Dukung Program Jawa Tengah Zero Bullying, Polisi di Demak Blusukan Kesekolah

INLINK, Demak – Polres Demak menggelar Psikoedukasi Anti-bullying bagi pelajar di SMP N 1 Karangawen. Kegiatan tersebut dalam rangka Hari Bhayangkara Ke-78 dengan tujuan untuk mencegah terjadinya kasus bullying yang kerap terjadi di sekolah.

“Psikoedukasi dan sosialisasi pencegahan bullying ini untuk upaya memberikan rasa aman dan nyaman pelajar yang bersekolah guna mencegah aksi bullying atau perundungan di lingkungan sekolah,” ujar Kanit II Satreskrim Polres Demak, Iptu Kuntoro, Selasa (11/6/2024).

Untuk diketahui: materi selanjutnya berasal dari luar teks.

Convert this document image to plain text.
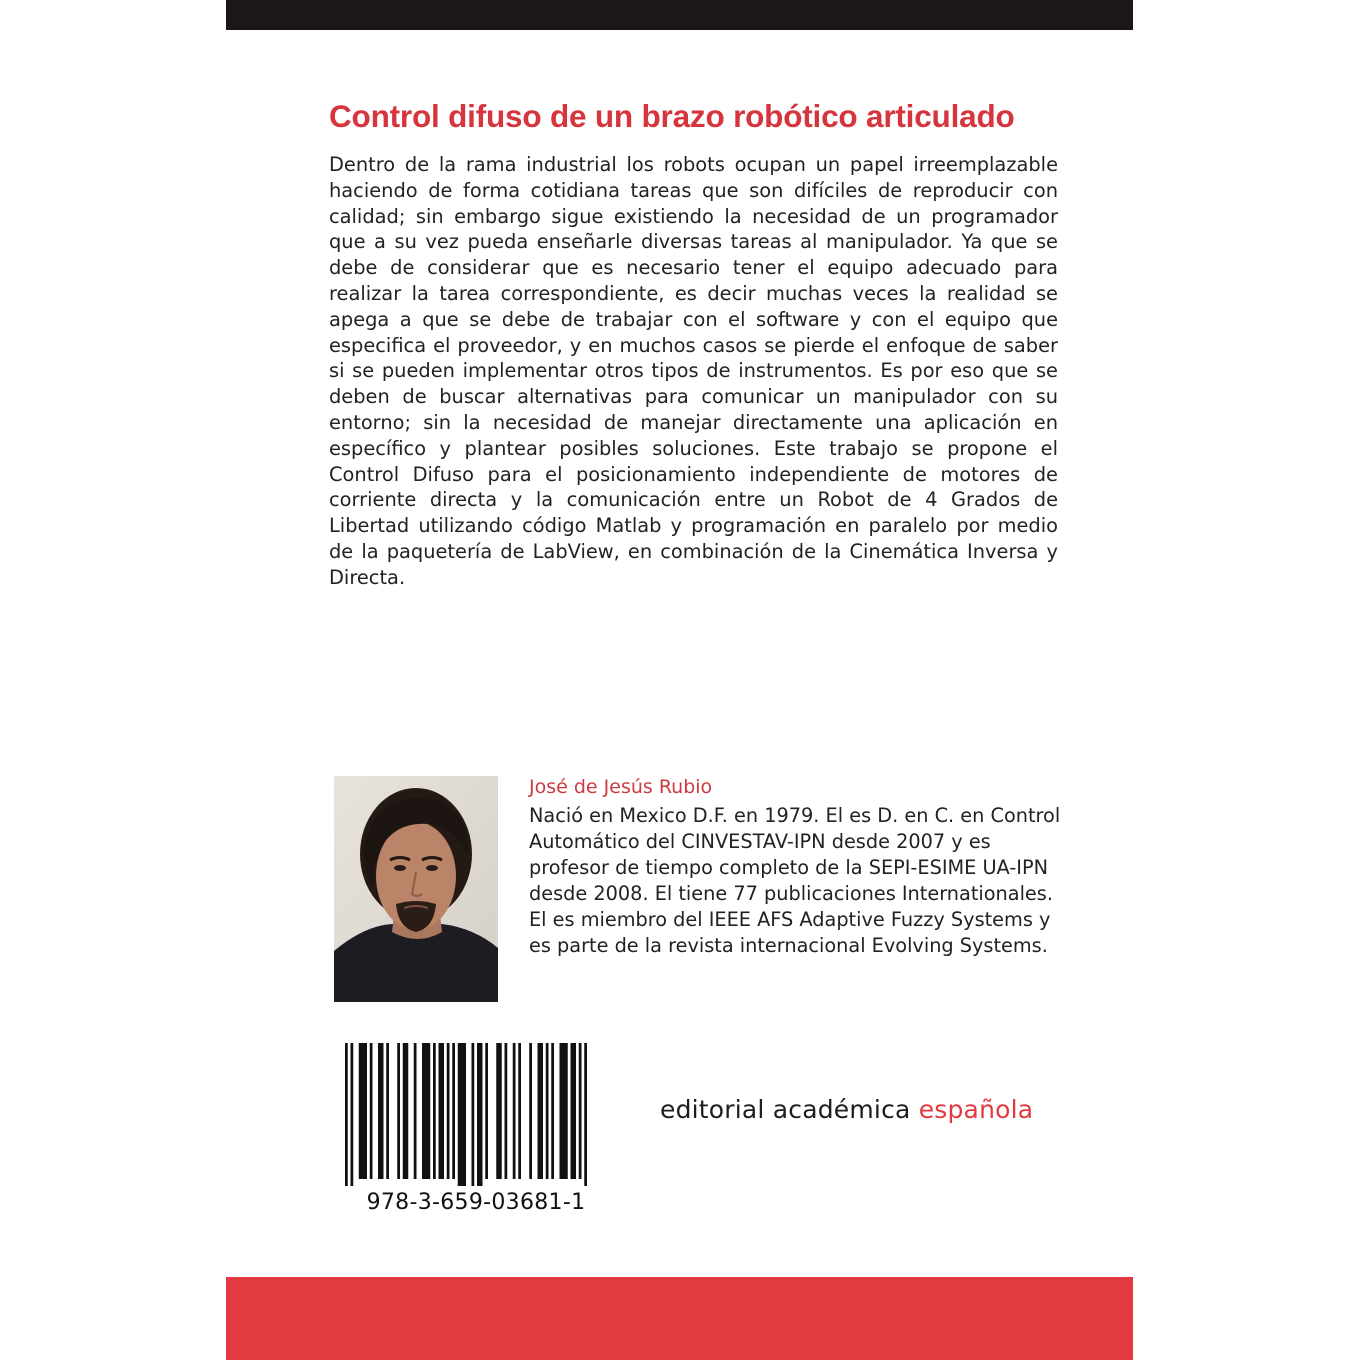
Control difuso de un brazo robótico articulado

Dentro de la rama industrial los robots ocupan un papel irreemplazable haciendo de forma cotidiana tareas que son difíciles de reproducir con calidad; sin embargo sigue existiendo la necesidad de un programador que a su vez pueda enseñarle diversas tareas al manipulador. Ya que se debe de considerar que es necesario tener el equipo adecuado para realizar la tarea correspondiente, es decir muchas veces la realidad se apega a que se debe de trabajar con el software y con el equipo que especifica el proveedor, y en muchos casos se pierde el enfoque de saber si se pueden implementar otros tipos de instrumentos. Es por eso que se deben de buscar alternativas para comunicar un manipulador con su entorno; sin la necesidad de manejar directamente una aplicación en específico y plantear posibles soluciones. Este trabajo se propone el Control Difuso para el posicionamiento independiente de motores de corriente directa y la comunicación entre un Robot de 4 Grados de Libertad utilizando código Matlab y programación en paralelo por medio de la paquetería de LabView, en combinación de la Cinemática Inversa y Directa.

José de Jesús Rubio

Nació en Mexico D.F. en 1979. El es D. en C. en Control Automático del CINVESTAV-IPN desde 2007 y es profesor de tiempo completo de la SEPI-ESIME UA-IPN desde 2008. El tiene 77 publicaciones Internationales. El es miembro del IEEE AFS Adaptive Fuzzy Systems y es parte de la revista internacional Evolving Systems.

978-3-659-03681-1

editorial académica española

Kuntoro menjelaskan, kegiatan ini juga untuk mendukung program ‘Jawa Tengah Zero Bullying’ yang diluncurkan oleh Kapolda Jawah Tengah untuk memberikan perlindungan siswa dari aksi perundungan.

Hal ini untuk memastikan tercapainya tujuan utama bersekolah, yaitu fokus belajar mempersiapkan diri sebagai generasi penerus bangsa.

“Tugas anak di sekolah adalah belajar, menaati tata tertib sekolah, dan berbakti kepada orang tua,” tuturnya.

Dikatakannya, perundungan merupakan perilaku tidak menyenangkan baik secara verbal, fisik, atau sosial. Aksi ini bisa dilakukan baik di dunia nyata maupun dunia maya yang membuat seseorang merasa tidak nyaman, sakit hati, dan tertekan. Pelakunya bisa perorangan ataupun kelompok.

“Bullying bentuknya bisa berupa fisik seperti memukul, menampar, mendorong, menggigit, menendang, mencubit, menjambak rambut, pelecehan seksual dan lainnya,” terang Kuntoro.

Sedangkan perundungan non-verbal, terang Kuntoro, bentuknya berupa mengancam, mempermalukan, merendahkan, mengganggu, memanggil dengan julukan mengejek atau kecacatan fisik. Ia juga menyoroti kasus cyber bullying yang biasanya marak di media sosial.

Untuk mencegah perundungan dan dampaknya ini, para pelajar harus melakukan pengembangan budaya relasi atau pertemanan yang positif, saling mendukung dan merangkul teman yang menjadi korban bullying.

Lalu dapat memaksimalkan Patroli Keamanan Sekolah (PKS) bersama Bhabinkamtibmas dengan harapan jika terjadi kasus bullying dapat segera ditangani.

“Bentuk pencegahan lain bisa ikut serta membuat dan menegakkan aturan sekolah terkait pencegahan bullying, peran dan pengawasan dari pihak sekolah,” jelas Kuntoro.

Dia menambahkan, pihaknya juga memberikan arahan dan motivasi kepada anak-anak SMP N 1 Karangawen di antaranya terkait kecelakaan lalulintas, narkoba, kenakalan remaja, informasi hoax dan pelanggaran pidana,

“Kemudian¬†kita berikan juga arahan dan motivasi kepada anak-anak di seluruh sekolah khususnya di SMP N 1 Karangawen ini agar tidak ikut dan terlibat dalam kelompok-kelompok yang meresahkan masyarakat seperti tawuran dan menebar rasa takut kepada masyarakat,” pungkasnya.